Engaging next-generation nuclear science professionals in Australia and Japan was funded by the Australian Department of Foreign Affairs and Trade’s 2022-23 Australia-Japan Foundation grant.
Dr Bridget Murphy, Education Manager (Secondary) at the Discovery Centre, was the ANSTO lead on the project.
“University students from both Australia and Japan were very interested in future career opportunities in nuclear science. They also had a broad range of questions about communicating science to the public effectively, radiation safety, the use of nuclear energy in combating climate change, and international collaboration in nuclear,” Dr Murphy said.
Yoko Nara, (right) the JAEA lead on the project, was based at the ANSTO Discovery Centre for 12 months on secondment and generously shared her expertise and experience with many Australian teachers and students.
“There was great interest in the Japanese perspective on nuclear science. Nuclear energy is an important electricity source in Japan, but the Fukushima accident in 2011 resulted in significant public distrust in nuclear, so rebuilding that trust is a challenge,” Ms Nara said.
Teachers from both Australia and Japan valued a cross-cultural perspective on the methods for teaching this subject in the classroom, using videos, hands-on and data-based approaches to instruction in nuclear science.
Professor Takeshi Iimoto of the University of Tokyo emphasised the role of project-based learning and suggested that even humour can make nuclear more understandable for school students.
“We need different approaches for communicating nuclear science to different audiences – it’s not a one-size-fits-all situation,” Prof.
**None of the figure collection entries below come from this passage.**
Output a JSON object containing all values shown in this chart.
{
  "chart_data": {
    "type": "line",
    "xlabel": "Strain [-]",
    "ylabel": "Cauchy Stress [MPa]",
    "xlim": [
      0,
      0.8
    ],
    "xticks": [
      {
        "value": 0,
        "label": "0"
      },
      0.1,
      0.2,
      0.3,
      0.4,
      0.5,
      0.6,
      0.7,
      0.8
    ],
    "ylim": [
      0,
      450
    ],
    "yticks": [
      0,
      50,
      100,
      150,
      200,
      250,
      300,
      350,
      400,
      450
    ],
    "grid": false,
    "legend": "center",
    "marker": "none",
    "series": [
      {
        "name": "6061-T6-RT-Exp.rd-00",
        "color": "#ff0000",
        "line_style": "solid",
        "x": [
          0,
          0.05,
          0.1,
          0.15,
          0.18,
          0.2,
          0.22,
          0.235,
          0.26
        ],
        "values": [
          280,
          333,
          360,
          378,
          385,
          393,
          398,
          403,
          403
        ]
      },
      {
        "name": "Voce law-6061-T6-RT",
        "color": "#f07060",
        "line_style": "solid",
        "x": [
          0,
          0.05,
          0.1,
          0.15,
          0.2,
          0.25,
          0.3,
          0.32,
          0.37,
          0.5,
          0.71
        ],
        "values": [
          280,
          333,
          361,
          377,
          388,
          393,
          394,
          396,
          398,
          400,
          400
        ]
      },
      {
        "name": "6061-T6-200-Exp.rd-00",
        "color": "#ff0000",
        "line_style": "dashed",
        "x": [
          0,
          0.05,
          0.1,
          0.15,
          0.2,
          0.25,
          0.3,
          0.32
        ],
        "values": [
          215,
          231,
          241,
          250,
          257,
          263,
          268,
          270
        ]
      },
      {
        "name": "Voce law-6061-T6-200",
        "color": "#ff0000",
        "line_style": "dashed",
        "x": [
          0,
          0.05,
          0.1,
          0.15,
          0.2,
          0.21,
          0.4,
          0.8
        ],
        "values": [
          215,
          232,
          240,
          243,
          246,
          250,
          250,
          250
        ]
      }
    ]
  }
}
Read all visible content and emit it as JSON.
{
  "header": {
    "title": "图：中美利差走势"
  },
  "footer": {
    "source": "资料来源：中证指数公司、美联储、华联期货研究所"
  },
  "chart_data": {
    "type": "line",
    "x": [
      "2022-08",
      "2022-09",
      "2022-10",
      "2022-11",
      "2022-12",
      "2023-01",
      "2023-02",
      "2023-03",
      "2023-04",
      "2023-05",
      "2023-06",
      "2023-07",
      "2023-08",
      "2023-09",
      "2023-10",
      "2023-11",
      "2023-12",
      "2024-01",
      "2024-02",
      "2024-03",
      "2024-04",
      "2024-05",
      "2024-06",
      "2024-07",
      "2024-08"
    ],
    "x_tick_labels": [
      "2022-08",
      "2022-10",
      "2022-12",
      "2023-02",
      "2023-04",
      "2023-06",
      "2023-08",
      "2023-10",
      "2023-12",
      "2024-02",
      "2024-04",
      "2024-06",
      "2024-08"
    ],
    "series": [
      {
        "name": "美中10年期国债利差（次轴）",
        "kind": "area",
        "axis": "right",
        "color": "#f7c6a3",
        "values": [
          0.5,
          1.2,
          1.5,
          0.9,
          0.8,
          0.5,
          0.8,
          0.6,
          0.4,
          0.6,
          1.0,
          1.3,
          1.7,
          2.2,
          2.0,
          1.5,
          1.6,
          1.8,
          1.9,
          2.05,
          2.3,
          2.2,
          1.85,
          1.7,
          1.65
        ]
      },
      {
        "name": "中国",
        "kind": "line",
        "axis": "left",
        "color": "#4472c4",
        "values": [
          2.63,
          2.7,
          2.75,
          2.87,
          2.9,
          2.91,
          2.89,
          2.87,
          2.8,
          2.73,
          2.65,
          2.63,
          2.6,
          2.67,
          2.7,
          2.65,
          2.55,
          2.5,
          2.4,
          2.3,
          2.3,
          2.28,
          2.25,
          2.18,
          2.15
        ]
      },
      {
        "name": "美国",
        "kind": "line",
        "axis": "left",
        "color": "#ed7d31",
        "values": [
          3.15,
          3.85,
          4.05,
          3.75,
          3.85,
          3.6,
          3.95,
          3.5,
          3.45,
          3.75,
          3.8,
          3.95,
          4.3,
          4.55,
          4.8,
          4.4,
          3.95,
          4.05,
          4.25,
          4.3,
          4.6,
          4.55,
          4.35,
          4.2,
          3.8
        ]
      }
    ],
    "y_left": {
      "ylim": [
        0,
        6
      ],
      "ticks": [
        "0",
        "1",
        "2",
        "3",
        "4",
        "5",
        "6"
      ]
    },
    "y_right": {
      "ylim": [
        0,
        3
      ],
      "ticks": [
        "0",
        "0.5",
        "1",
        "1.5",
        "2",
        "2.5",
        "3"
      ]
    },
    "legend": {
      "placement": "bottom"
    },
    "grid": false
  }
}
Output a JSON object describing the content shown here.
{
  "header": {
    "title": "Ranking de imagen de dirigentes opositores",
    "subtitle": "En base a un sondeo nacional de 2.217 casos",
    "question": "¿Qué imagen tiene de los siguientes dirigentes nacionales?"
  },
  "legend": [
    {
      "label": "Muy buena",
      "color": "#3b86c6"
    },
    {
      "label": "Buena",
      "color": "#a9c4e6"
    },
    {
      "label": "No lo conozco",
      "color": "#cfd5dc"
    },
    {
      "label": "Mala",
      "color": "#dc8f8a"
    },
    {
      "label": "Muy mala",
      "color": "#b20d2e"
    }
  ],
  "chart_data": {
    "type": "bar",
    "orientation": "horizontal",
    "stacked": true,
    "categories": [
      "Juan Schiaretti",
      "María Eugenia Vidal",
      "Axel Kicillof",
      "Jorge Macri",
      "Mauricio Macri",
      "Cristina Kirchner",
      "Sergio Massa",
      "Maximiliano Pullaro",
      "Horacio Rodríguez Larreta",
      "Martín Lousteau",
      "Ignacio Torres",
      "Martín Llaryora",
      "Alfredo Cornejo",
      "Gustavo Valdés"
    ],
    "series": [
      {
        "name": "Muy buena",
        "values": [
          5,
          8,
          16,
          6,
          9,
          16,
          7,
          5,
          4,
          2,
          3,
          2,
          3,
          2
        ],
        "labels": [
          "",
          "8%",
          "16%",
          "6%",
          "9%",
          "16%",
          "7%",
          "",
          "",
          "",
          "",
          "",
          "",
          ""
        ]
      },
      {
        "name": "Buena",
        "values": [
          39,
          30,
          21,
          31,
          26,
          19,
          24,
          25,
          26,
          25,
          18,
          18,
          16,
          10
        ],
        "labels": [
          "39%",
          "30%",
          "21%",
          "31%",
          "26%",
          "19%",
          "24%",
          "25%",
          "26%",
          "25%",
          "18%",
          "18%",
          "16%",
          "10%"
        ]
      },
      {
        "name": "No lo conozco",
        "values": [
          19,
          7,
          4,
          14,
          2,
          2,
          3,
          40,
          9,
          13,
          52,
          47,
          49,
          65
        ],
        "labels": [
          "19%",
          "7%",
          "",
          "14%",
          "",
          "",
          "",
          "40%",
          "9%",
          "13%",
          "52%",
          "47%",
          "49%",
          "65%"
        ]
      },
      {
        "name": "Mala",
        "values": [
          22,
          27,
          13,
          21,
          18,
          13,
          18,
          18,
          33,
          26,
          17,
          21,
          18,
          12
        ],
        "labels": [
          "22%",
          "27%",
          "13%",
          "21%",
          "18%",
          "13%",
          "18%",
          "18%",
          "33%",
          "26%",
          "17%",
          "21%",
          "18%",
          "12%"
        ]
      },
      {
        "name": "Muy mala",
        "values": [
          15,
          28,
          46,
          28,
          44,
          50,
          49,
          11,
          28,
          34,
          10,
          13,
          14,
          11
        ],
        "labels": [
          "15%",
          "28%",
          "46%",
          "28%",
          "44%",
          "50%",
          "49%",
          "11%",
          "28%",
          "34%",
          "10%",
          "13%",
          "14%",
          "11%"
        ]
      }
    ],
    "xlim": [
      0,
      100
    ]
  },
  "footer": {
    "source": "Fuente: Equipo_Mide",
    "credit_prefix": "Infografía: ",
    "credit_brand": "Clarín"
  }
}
Iimoto said.
ANSTO is pleased to continue professional development with teachers in Asia, building on past experience working with teachers internationally through the International Atomic Energy Agency (IAEA).
There are strong links between Australia and Japan in the field of nuclear science, including commercial agreements for the production and supply of nuclear medicines and irradiating silicon to make high-quality semiconductors for electronics.
There is also significant intellectual exchange between the two countries in nuclear science research.